When it comes to online gambling in the US, the legal landscape is an ever-changing one. Nonetheless, here are four states worth keeping an eye on throughout 2020.
Santa arrived early in The Wolverine State as a full gambling expansion was signed into law in December 2019. In doing so, Michigan became the 20th state to legalize sports betting since PASPA was abolished and only the fifth to legalize online gambling.
Under the regulatory framework, three commercial casinos and 23 tribal casinos will be permitted to offer sports betting on-site and, significantly, online and via mobile, in addition to internet gaming including poker, blackjack, slots, and other casino-style games.

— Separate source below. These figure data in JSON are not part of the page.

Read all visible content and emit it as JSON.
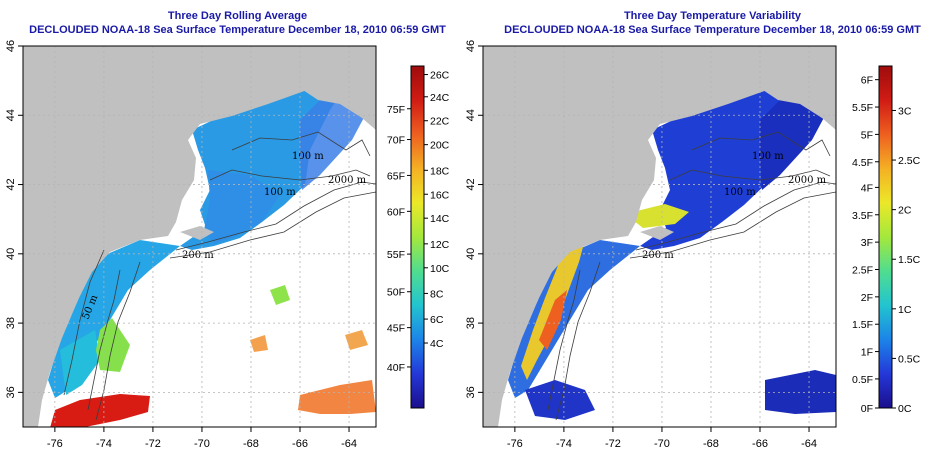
{
  "panels": [
    {
      "title": "Three Day Rolling Average",
      "subtitle": "DECLOUDED NOAA-18 Sea Surface Temperature December 18, 2010 06:59 GMT",
      "colorbar": {
        "colors": [
          "#1b0e8c",
          "#2438d8",
          "#1c84e8",
          "#22c4cf",
          "#50dd90",
          "#a4e83c",
          "#ece828",
          "#f4b024",
          "#ee6020",
          "#d01c14",
          "#9e0c0c"
        ],
        "inner_labels": [
          {
            "text": "26C",
            "frac": 0.975
          },
          {
            "text": "24C",
            "frac": 0.91
          },
          {
            "text": "22C",
            "frac": 0.84
          },
          {
            "text": "20C",
            "frac": 0.77
          },
          {
            "text": "18C",
            "frac": 0.695
          },
          {
            "text": "16C",
            "frac": 0.625
          },
          {
            "text": "14C",
            "frac": 0.555
          },
          {
            "text": "12C",
            "frac": 0.48
          },
          {
            "text": "10C",
            "frac": 0.41
          },
          {
            "text": "8C",
            "frac": 0.335
          },
          {
            "text": "6C",
            "frac": 0.26
          },
          {
            "text": "4C",
            "frac": 0.19
          }
        ],
        "outer_labels": [
          {
            "text": "75F",
            "frac": 0.875
          },
          {
            "text": "70F",
            "frac": 0.785
          },
          {
            "text": "65F",
            "frac": 0.68
          },
          {
            "text": "60F",
            "frac": 0.575
          },
          {
            "text": "55F",
            "frac": 0.45
          },
          {
            "text": "50F",
            "frac": 0.34
          },
          {
            "text": "45F",
            "frac": 0.235
          },
          {
            "text": "40F",
            "frac": 0.12
          }
        ]
      }
    },
    {
      "title": "Three Day Temperature Variability",
      "subtitle": "DECLOUDED NOAA-18 Sea Surface Temperature December 18, 2010 06:59 GMT",
      "colorbar": {
        "colors": [
          "#1b0e8c",
          "#2438d8",
          "#1c84e8",
          "#22c4cf",
          "#50dd90",
          "#a4e83c",
          "#ece828",
          "#f4b024",
          "#ee6020",
          "#d01c14",
          "#9e0c0c"
        ],
        "inner_labels": [
          {
            "text": "3C",
            "frac": 0.87
          },
          {
            "text": "2.5C",
            "frac": 0.725
          },
          {
            "text": "2C",
            "frac": 0.58
          },
          {
            "text": "1.5C",
            "frac": 0.435
          },
          {
            "text": "1C",
            "frac": 0.29
          },
          {
            "text": "0.5C",
            "frac": 0.145
          },
          {
            "text": "0C",
            "frac": 0.0
          }
        ],
        "outer_labels": [
          {
            "text": "6F",
            "frac": 0.96
          },
          {
            "text": "5.5F",
            "frac": 0.88
          },
          {
            "text": "5F",
            "frac": 0.8
          },
          {
            "text": "4.5F",
            "frac": 0.72
          },
          {
            "text": "4F",
            "frac": 0.645
          },
          {
            "text": "3.5F",
            "frac": 0.565
          },
          {
            "text": "3F",
            "frac": 0.485
          },
          {
            "text": "2.5F",
            "frac": 0.405
          },
          {
            "text": "2F",
            "frac": 0.325
          },
          {
            "text": "1.5F",
            "frac": 0.245
          },
          {
            "text": "1F",
            "frac": 0.165
          },
          {
            "text": "0.5F",
            "frac": 0.085
          },
          {
            "text": "0F",
            "frac": 0.0
          }
        ]
      }
    }
  ],
  "axes": {
    "lon_ticks": [
      -76,
      -74,
      -72,
      -70,
      -68,
      -66,
      -64
    ],
    "lon_labels": [
      "-76",
      "-74",
      "-72",
      "-70",
      "-68",
      "-66",
      "-64"
    ],
    "lat_ticks": [
      36,
      38,
      40,
      42,
      44,
      46
    ],
    "lat_labels": [
      "36",
      "38",
      "40",
      "42",
      "44",
      "46"
    ],
    "lon_range": [
      -77.3,
      -62.9
    ],
    "lat_range": [
      35.0,
      46.0
    ]
  },
  "contour_labels": [
    "100 m",
    "100 m",
    "2000 m",
    "200 m",
    "50 m"
  ],
  "colors": {
    "land": "#c0c0c0",
    "title_blue": "#1a1aa6",
    "grid": "#b4b4b4"
  }
}
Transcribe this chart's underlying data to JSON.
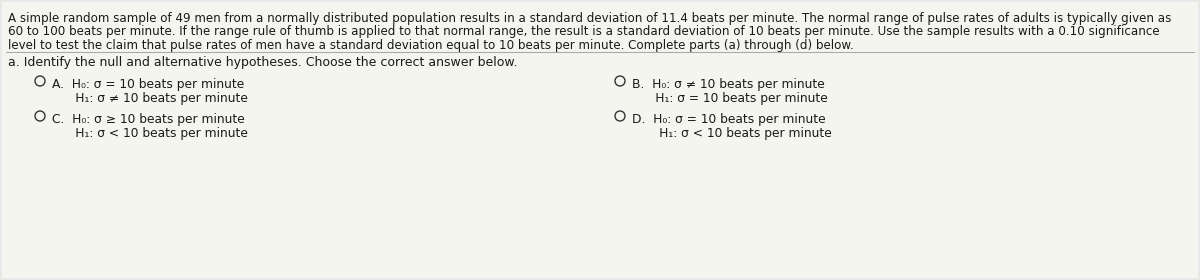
{
  "background_color": "#e8e8e8",
  "content_background": "#f5f5f0",
  "header_text_line1": "A simple random sample of 49 men from a normally distributed population results in a standard deviation of 11.4 beats per minute. The normal range of pulse rates of adults is typically given as",
  "header_text_line2": "60 to 100 beats per minute. If the range rule of thumb is applied to that normal range, the result is a standard deviation of 10 beats per minute. Use the sample results with a 0.10 significance",
  "header_text_line3": "level to test the claim that pulse rates of men have a standard deviation equal to 10 beats per minute. Complete parts (a) through (d) below.",
  "section_label": "a. Identify the null and alternative hypotheses. Choose the correct answer below.",
  "opt_A1": "A.  H₀: σ = 10 beats per minute",
  "opt_A2": "      H₁: σ ≠ 10 beats per minute",
  "opt_B1": "B.  H₀: σ ≠ 10 beats per minute",
  "opt_B2": "      H₁: σ = 10 beats per minute",
  "opt_C1": "C.  H₀: σ ≥ 10 beats per minute",
  "opt_C2": "      H₁: σ < 10 beats per minute",
  "opt_D1": "D.  H₀: σ = 10 beats per minute",
  "opt_D2": "       H₁: σ < 10 beats per minute",
  "text_color": "#1a1a1a",
  "header_fontsize": 8.6,
  "body_fontsize": 8.8,
  "section_fontsize": 9.0,
  "divider_color": "#aaaaaa",
  "circle_color": "#333333"
}
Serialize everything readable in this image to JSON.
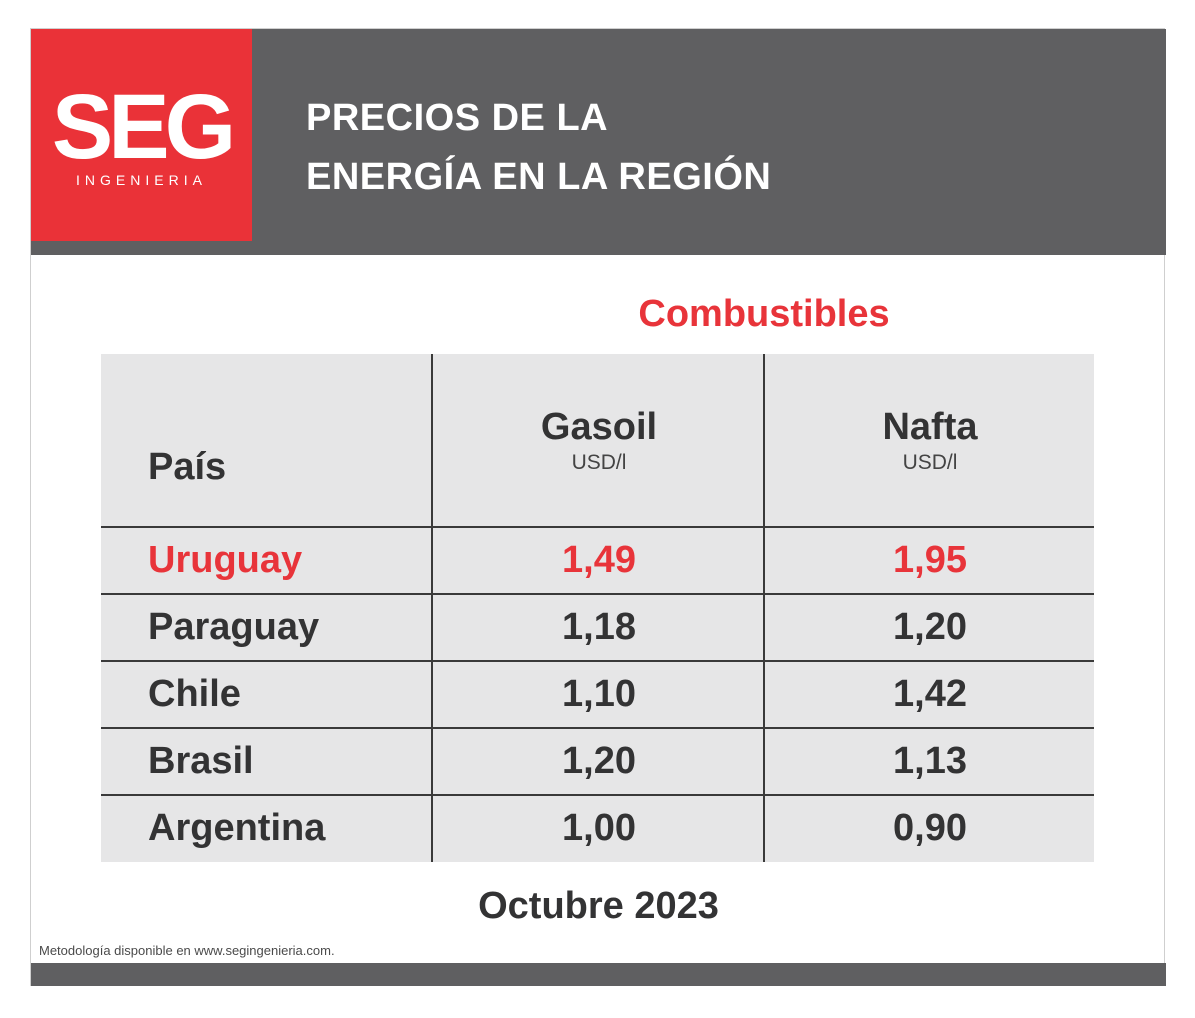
{
  "logo": {
    "brand": "SEG",
    "sub": "INGENIERIA"
  },
  "header": {
    "title_line1": "PRECIOS DE LA",
    "title_line2": "ENERGÍA EN LA REGIÓN"
  },
  "section_title": "Combustibles",
  "table": {
    "headers": [
      {
        "label": "País",
        "unit": ""
      },
      {
        "label": "Gasoil",
        "unit": "USD/l"
      },
      {
        "label": "Nafta",
        "unit": "USD/l"
      }
    ],
    "rows": [
      {
        "country": "Uruguay",
        "gasoil": "1,49",
        "nafta": "1,95",
        "highlight": true
      },
      {
        "country": "Paraguay",
        "gasoil": "1,18",
        "nafta": "1,20",
        "highlight": false
      },
      {
        "country": "Chile",
        "gasoil": "1,10",
        "nafta": "1,42",
        "highlight": false
      },
      {
        "country": "Brasil",
        "gasoil": "1,20",
        "nafta": "1,13",
        "highlight": false
      },
      {
        "country": "Argentina",
        "gasoil": "1,00",
        "nafta": "0,90",
        "highlight": false
      }
    ]
  },
  "date": "Octubre 2023",
  "note": "Metodología disponible en www.segingenieria.com.",
  "colors": {
    "brand_red": "#ea3238",
    "header_gray": "#5f5f61",
    "table_bg": "#e6e6e7",
    "text_dark": "#333334"
  }
}
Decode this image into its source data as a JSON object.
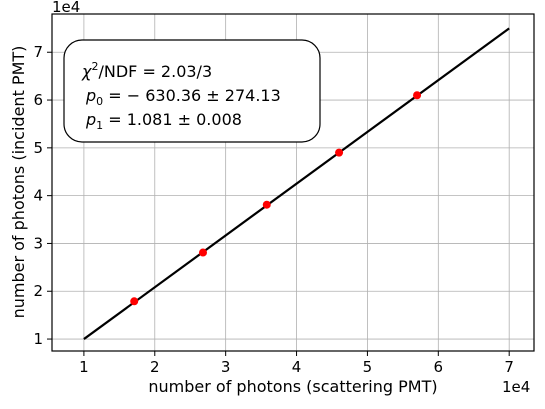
{
  "chart_data": {
    "type": "scatter",
    "xlabel": "number of photons (scattering PMT)",
    "ylabel": "number of photons (incident PMT)",
    "x_exponent_label": "1e4",
    "y_exponent_label": "1e4",
    "xlim": [
      0.55,
      7.35
    ],
    "ylim": [
      0.75,
      7.8
    ],
    "x_ticks": [
      1,
      2,
      3,
      4,
      5,
      6,
      7
    ],
    "y_ticks": [
      1,
      2,
      3,
      4,
      5,
      6,
      7
    ],
    "grid": true,
    "points": {
      "x": [
        1.71,
        2.68,
        3.58,
        4.6,
        5.7
      ],
      "y": [
        1.79,
        2.81,
        3.81,
        4.9,
        6.1
      ],
      "color": "#ff0000"
    },
    "fit_line": {
      "x": [
        1.0,
        7.0
      ],
      "y": [
        1.0,
        7.5
      ],
      "color": "#000000"
    },
    "annotation": {
      "line1": "/NDF = 2.03/3",
      "line2": " = − 630.36 ± 274.13",
      "line3": " = 1.081 ± 0.008"
    }
  }
}
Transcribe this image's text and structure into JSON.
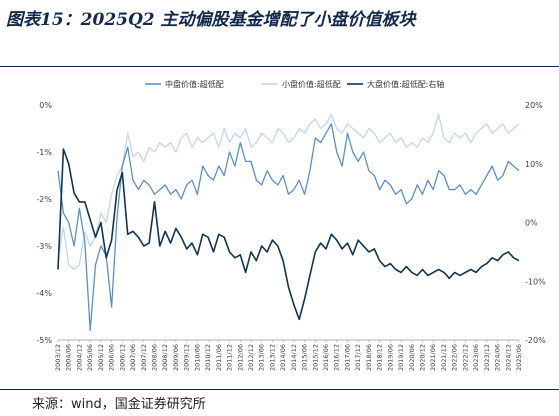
{
  "header": {
    "title": "图表15：2025Q2 主动偏股基金增配了小盘价值板块"
  },
  "footer": {
    "source": "来源：wind，国金证券研究所"
  },
  "colors": {
    "mid": "#5b8fc7",
    "small": "#c3d6ea",
    "large": "#0e3553",
    "rule": "#13294b"
  },
  "chart_data": {
    "type": "line",
    "legend_position": "top-center",
    "grid": false,
    "left_axis": {
      "ylim": [
        -5,
        0
      ],
      "ticks": [
        0,
        -1,
        -2,
        -3,
        -4,
        -5
      ],
      "tick_labels": [
        "0%",
        "-1%",
        "-2%",
        "-3%",
        "-4%",
        "-5%"
      ]
    },
    "right_axis": {
      "ylim": [
        -20,
        20
      ],
      "ticks": [
        20,
        10,
        0,
        -10,
        -20
      ],
      "tick_labels": [
        "20%",
        "10%",
        "0%",
        "-10%",
        "-20%"
      ]
    },
    "x_tick_labels": [
      "2003/12",
      "2004/06",
      "2004/12",
      "2005/06",
      "2005/12",
      "2006/06",
      "2006/12",
      "2007/06",
      "2007/12",
      "2008/06",
      "2008/12",
      "2009/06",
      "2009/12",
      "2010/06",
      "2010/12",
      "2011/06",
      "2011/12",
      "2012/06",
      "2012/12",
      "2013/06",
      "2013/12",
      "2014/06",
      "2014/12",
      "2015/06",
      "2015/12",
      "2016/06",
      "2016/12",
      "2017/06",
      "2017/12",
      "2018/06",
      "2018/12",
      "2019/06",
      "2019/12",
      "2020/06",
      "2020/12",
      "2021/06",
      "2021/12",
      "2022/06",
      "2022/12",
      "2023/06",
      "2023/12",
      "2024/06",
      "2024/12",
      "2025/06"
    ],
    "series": [
      {
        "name": "中盘价值:超低配",
        "axis": "left",
        "values": [
          -1.4,
          -2.3,
          -2.5,
          -3.0,
          -2.2,
          -2.9,
          -4.8,
          -3.4,
          -3.0,
          -3.2,
          -4.3,
          -2.4,
          -1.3,
          -0.9,
          -1.6,
          -1.8,
          -1.6,
          -1.7,
          -1.9,
          -1.8,
          -1.7,
          -1.9,
          -1.8,
          -2.0,
          -1.7,
          -1.6,
          -1.9,
          -1.3,
          -1.5,
          -1.6,
          -1.3,
          -1.5,
          -1.0,
          -1.3,
          -0.8,
          -1.2,
          -1.2,
          -1.6,
          -1.7,
          -1.4,
          -1.6,
          -1.7,
          -1.5,
          -1.9,
          -1.8,
          -1.6,
          -1.9,
          -1.4,
          -0.7,
          -0.8,
          -0.6,
          -0.4,
          -1.0,
          -1.3,
          -0.6,
          -1.0,
          -1.2,
          -1.0,
          -1.4,
          -1.5,
          -1.8,
          -1.6,
          -1.7,
          -1.9,
          -1.8,
          -2.1,
          -2.0,
          -1.7,
          -1.9,
          -1.6,
          -1.8,
          -1.4,
          -1.5,
          -1.8,
          -1.8,
          -1.7,
          -1.9,
          -1.8,
          -1.9,
          -1.7,
          -1.5,
          -1.3,
          -1.6,
          -1.5,
          -1.2,
          -1.3,
          -1.4
        ]
      },
      {
        "name": "小盘价值:超低配",
        "axis": "left",
        "values": [
          -3.3,
          -2.6,
          -3.4,
          -3.5,
          -3.4,
          -2.7,
          -3.0,
          -2.8,
          -2.3,
          -2.5,
          -1.9,
          -1.5,
          -1.3,
          -0.6,
          -1.1,
          -1.0,
          -1.2,
          -0.9,
          -1.0,
          -0.8,
          -0.9,
          -0.8,
          -1.0,
          -0.7,
          -0.6,
          -0.9,
          -0.7,
          -0.8,
          -0.7,
          -0.6,
          -0.9,
          -0.5,
          -0.8,
          -0.6,
          -0.7,
          -0.5,
          -0.9,
          -0.8,
          -0.6,
          -0.7,
          -0.8,
          -0.5,
          -0.6,
          -0.8,
          -0.7,
          -0.5,
          -0.6,
          -0.4,
          -0.3,
          -0.5,
          -0.4,
          -0.2,
          -0.5,
          -0.6,
          -0.4,
          -0.5,
          -0.6,
          -0.7,
          -0.5,
          -0.6,
          -0.8,
          -0.7,
          -0.6,
          -0.8,
          -0.7,
          -0.9,
          -0.8,
          -0.9,
          -0.7,
          -0.8,
          -0.6,
          -0.2,
          -0.7,
          -0.8,
          -0.6,
          -0.7,
          -0.6,
          -0.8,
          -0.6,
          -0.5,
          -0.4,
          -0.6,
          -0.5,
          -0.4,
          -0.6,
          -0.5,
          -0.4
        ]
      },
      {
        "name": "大盘价值:超低配:右轴",
        "axis": "right",
        "values": [
          -8.0,
          12.5,
          10.0,
          5.0,
          3.5,
          3.5,
          0.5,
          -2.5,
          0.0,
          -6.0,
          -3.0,
          5.5,
          8.5,
          -2.0,
          -1.5,
          -2.5,
          -4.0,
          -3.5,
          3.5,
          -4.0,
          -1.5,
          -3.5,
          -1.0,
          -2.5,
          -4.5,
          -3.5,
          -5.5,
          -2.0,
          -2.5,
          -5.0,
          -2.0,
          -2.5,
          -5.0,
          -6.0,
          -5.5,
          -8.5,
          -5.0,
          -6.5,
          -4.0,
          -5.0,
          -3.0,
          -4.0,
          -6.5,
          -11.0,
          -14.0,
          -16.5,
          -13.0,
          -9.0,
          -5.0,
          -3.5,
          -4.5,
          -2.0,
          -3.0,
          -4.5,
          -3.5,
          -5.5,
          -3.0,
          -4.0,
          -5.0,
          -4.5,
          -6.5,
          -7.5,
          -7.0,
          -8.0,
          -8.5,
          -7.5,
          -8.5,
          -9.0,
          -8.0,
          -9.0,
          -8.5,
          -8.0,
          -8.5,
          -9.5,
          -8.5,
          -9.0,
          -8.5,
          -8.0,
          -8.5,
          -7.5,
          -7.0,
          -6.0,
          -6.5,
          -5.5,
          -5.0,
          -6.0,
          -6.5
        ]
      }
    ]
  }
}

The market is set to launch ahead of March Madness, a popular call for Michiganders who hold their college basketball in high regard. As has been the case generally across the U.S, mobile wagering will follow the retail launch. But with PointsBet and The Stars group already having confirmed their presence in MI, a quick turnaround is anticipated.
Such a wait for online/mobile betting won’t be necessary for Tennessee. That’s because the Volunteer State will roll out an online-only market, the first of its kind across the US gambling landscape.
As a casino-less state, an offering based solely online is the only way for Tennessee to offer sports betting. As such, lawmakers have decided against setting a deadline for implementing the final regulations, choosing instead to ensure the industry is 100% ready from the off.
That said, an April/May launch remains the general consensus for Tennessee mobile sports betting. Applications from potential operators will be considered from February.
The official countdown is on in The Centennial State. The new sports gambling law, approved by voters in November 2019, albeit narrowly, takes effect from May 1, 2020. And yes, mobile wagering via sports betting apps is included as part of the legislative framework.
Before then, the Colorado Limited Gaming Control Commission, who’ll oversee the industry, will work through applications from operators looking to gain one of 33 licenses available for physical and online sportsbooks. Those successful will be taxed 10% of their net profit to help fund the Colorado Water Plan.
Not that this has deterred interested parties. The state, which has a pro team in each major league, has received over 50 applications since November.
More than $4 million was wagered in New Jersey during 2019, with the market leader continuing to dominate the US gambling landscape. But would NJ be enjoying as much success if full mobile wagering was available in New York?
It’s a question worth asking since more and more New Yorkers are breaking through geolocation fences to place legal sports bets in New Jersey, much to the financial gain of the Garden State. Betting from subway stations and trains is slowly becoming the norm for many locals, frustrated at the ongoing deadlock on the matter.
Although a bill to legalize online sports gambling has been passed by the State Senate, Gov. Andrew Cuomo remains strongly opposed to the idea of mobile wagering. But for how much longer he can allow New Jersey to essentially be fed money remains to be seen. The first half of 2020 will prove vital in terms of both sides reaching a compromise.